Rate cut expectation heightens as MPC meets

As the Monetary Policy Committee (MPC) of the Central Bank of Nigeria (CBN) meeting gets underway in Abuja from today, Nigerians are expectant of policy steps that would further boost their purchasing power through a reduction in prices of goods and services.

The expectations are anchored on the sliding inflation, which has been on a downward trend in the last few months. Still, food inflation remains sticky due to supply chain disruptions, insecurity in food-producing areas, increasing transportation costs and other supply structural constraints.

Though the CBN governor, Yemi Cardoso, has continually stressed the importance of stemming food prices, the underlying challenges render the tight monetary policy aimed at taming prices ineffective.

Experts are of the view that while high interest rates can curtail investment and growth, the CBN has to balance inflation control and growth stimulation.

Data from the National Bureau of Statistics (NBS) indicate a gradual decline in headline inflation over recent months from 24 to 26 per cent in the first quarter to around 20.12 per cent in August.

This suggests that some disinflation realities are becoming more pronounced within the economy amid high food inflation, which has remained a major contributor to headline inflation.

It must be noted that the effects of rebasing and reweighting the CPI have altered the measured inflation path. Thus, the drop in the inflation figure is due to measurement adjustments rather than only changes in real price pressures.

The CBN has held its key interest rate at 27.5 per cent in recent meetings, indicating it is not yet convinced inflation has fully embedded downwards.

At its 301st meeting held on July 21 and 22, 2025, the MPC retained the monetary policy rate (MPR) at 27.5 per cent, maintained the asymmetric corridor around the MPR at +500/-100 basis points and retained the cash reserve ratio (CRR) for deposit money banks at 50 per cent and 16 per cent for merchant banks. It also kept the liquidity ratio unchanged at 30 per cent.

It said the decision was premised on the need to sustain the momentum of disinflation and sufficiently contain price pressures. Pressure will continue to undertake rigorous assessment of economic conditions, price movement and outlook to inform future policy decisions.

Policies and guidelines put in place so far by both the monetary and fiscal authorities to tame inflation have outperformed projections, even with three months to the end of the year.

The World Bank said if the CBN maintains its tight monetary policy, inflation could average just over 22 per cent in 2025. PwC projects inflation easing to roughly 21.46 per cent for 2025, while the African Development Bank (AfDB) expects inflation to moderate to around 20.7 per cent in 2025.

Overall, analysts see inflation continuing to decline month-to-month. Their consensus is for inflation to stay below 20 per cent year-on-year for the rest of the year.
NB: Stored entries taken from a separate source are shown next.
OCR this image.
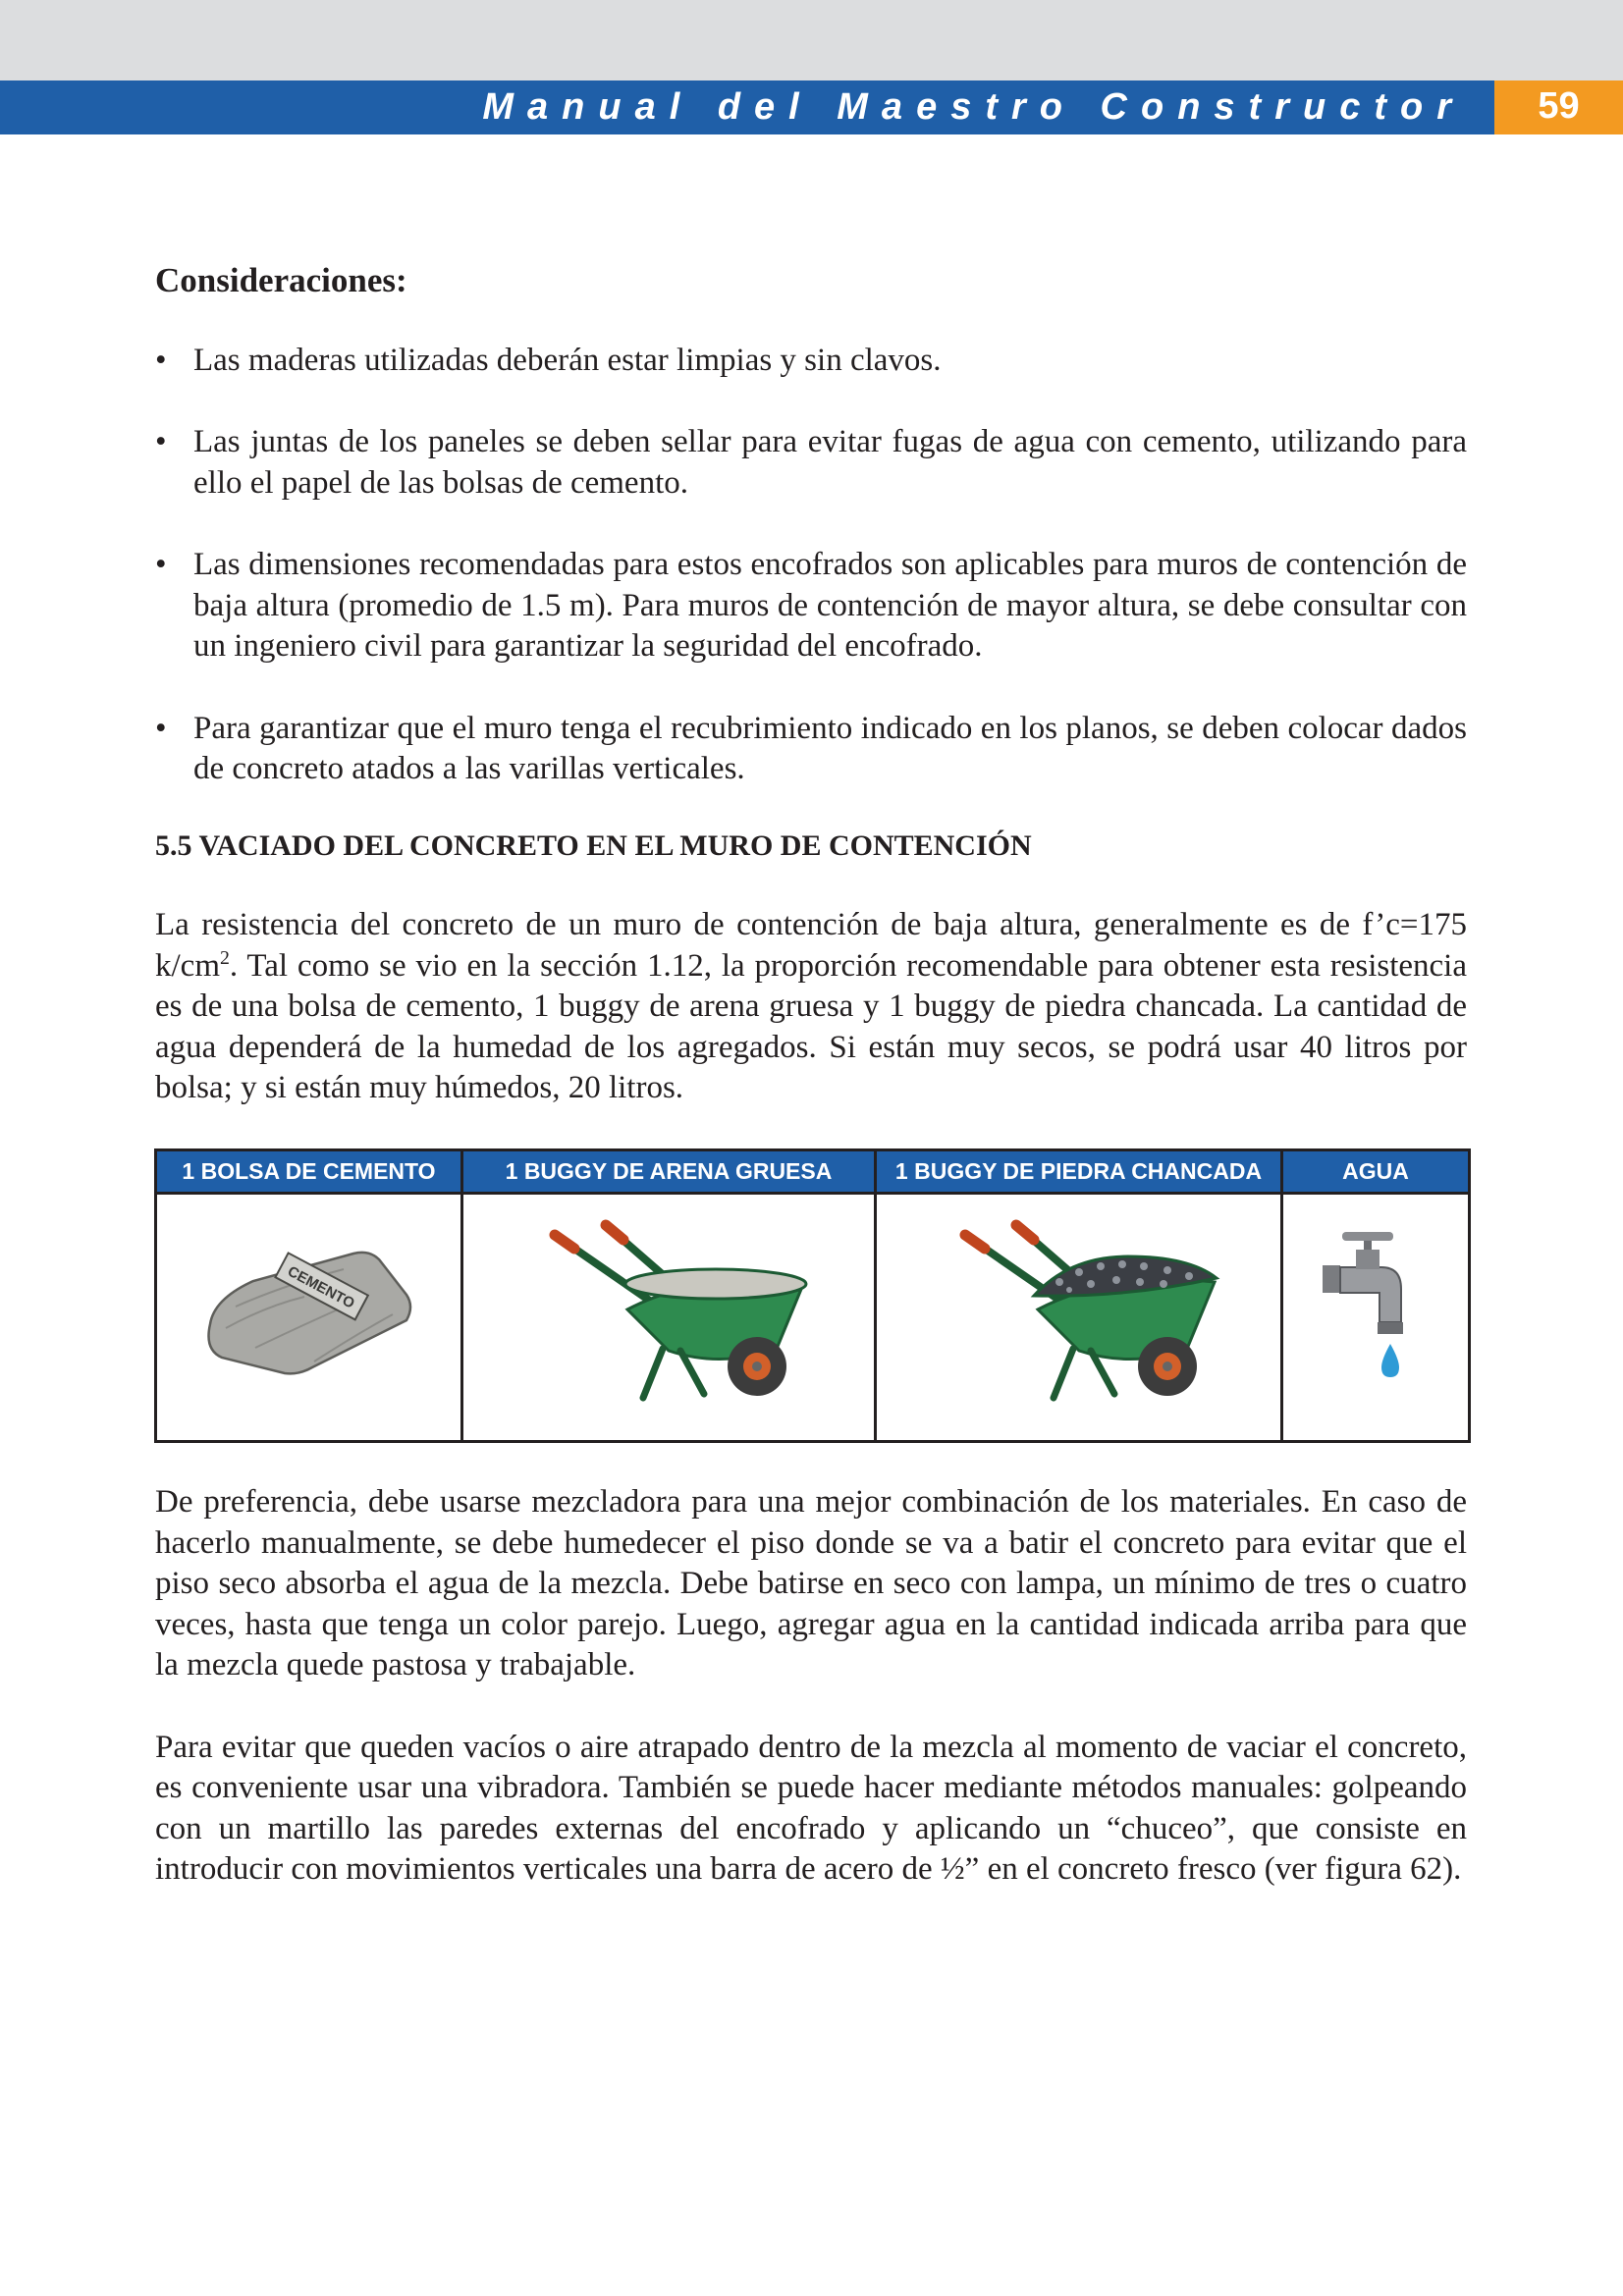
Manual del Maestro Constructor	59
Consideraciones:
• Las maderas utilizadas deberán estar limpias y sin clavos.
• Las juntas de los paneles se deben sellar para evitar fugas de agua con cemento, utilizando para ello el papel de las bolsas de cemento.
• Las dimensiones recomendadas para estos encofrados son aplicables para muros de contención de baja altura (promedio de 1.5 m). Para muros de contención de mayor altura, se debe consultar con un ingeniero civil para garantizar la seguridad del encofrado.
• Para garantizar que el muro tenga el recubrimiento indicado en los planos, se deben colocar dados de concreto atados a las varillas verticales.
5.5 VACIADO DEL CONCRETO EN EL MURO DE CONTENCIÓN

La resistencia del concreto de un muro de contención de baja altura, generalmente es de f’c=175 $k/cm^2$. Tal como se vio en la sección 1.12, la proporción recomendable para obtener esta resistencia es de una bolsa de cemento, 1 buggy de arena gruesa y 1 buggy de piedra chancada. La cantidad de agua dependerá de la humedad de los agregados. Si están muy secos, se podrá usar 40 litros por bolsa; y si están muy húmedos, 20 litros.

1 BOLSA DE CEMENTO	1 BUGGY DE ARENA GRUESA	1 BUGGY DE PIEDRA CHANCADA	AGUA

CEMENTO

De preferencia, debe usarse mezcladora para una mejor combinación de los materiales. En caso de hacerlo manualmente, se debe humedecer el piso donde se va a batir el concreto para evitar que el piso seco absorba el agua de la mezcla. Debe batirse en seco con lampa, un mínimo de tres o cuatro veces, hasta que tenga un color parejo. Luego, agregar agua en la cantidad indicada arriba para que la mezcla quede pastosa y trabajable.

Para evitar que queden vacíos o aire atrapado dentro de la mezcla al momento de vaciar el concreto, es conveniente usar una vibradora. También se puede hacer mediante métodos manuales: golpeando con un martillo las paredes externas del encofrado y aplicando un “chuceo”, que consiste en introducir con movimientos verticales una barra de acero de ½” en el concreto fresco (ver figura 62).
They based their assumption on continued tightening of the monetary policy, stability in the foreign exchange market, continued improvements in the supply chain and agricultural output so that food inflation eases.

Stakeholders and observers warned that confidence in the Nigerian economy could be derailed by new external shocks such as sharp oil price increases and a rise in global food prices.

As agitation by the Nigeria Labour Congress (NLC) and the Trade Union Congress (TUC) for the review of the national minimum wage from N70,000 to above N150,000 threshold begins to gather momentum, experts warned that rising wage pressure or other cost-push factors could be an inflation threat.

A retired central banker, Dr Yunana Bature, said the CBN’s policy decisions, such as adjusting the benchmark interest rate, are crucial for controlling inflation.

He added that the expectation of a rate cut is in order following the drop in the inflation figure last month. He further noted that the relative stability of the naira further strengthened the belief that the time to cut the rate is ripe.

“Although I do not see the MPC reducing the rates, I think Nigerians are justified in looking forward to a cut. A cut will be a boost to the manufacturing and the real sector of the economy as the cost of borrowing will be cheaper and strengthen consumer spending via a strong purchasing power. The MPC will be looking at the bigger picture,” he explained.

Halting rate at this point is premature, even though many countries across the world are reducing rates, an investment banker, Tolulope Alayande, said.

Alayande held that the fundamentals that underpin the Nigerian economy are still fragile to warrant a rate cut now. He advised that the MPC hold key parameters until next year.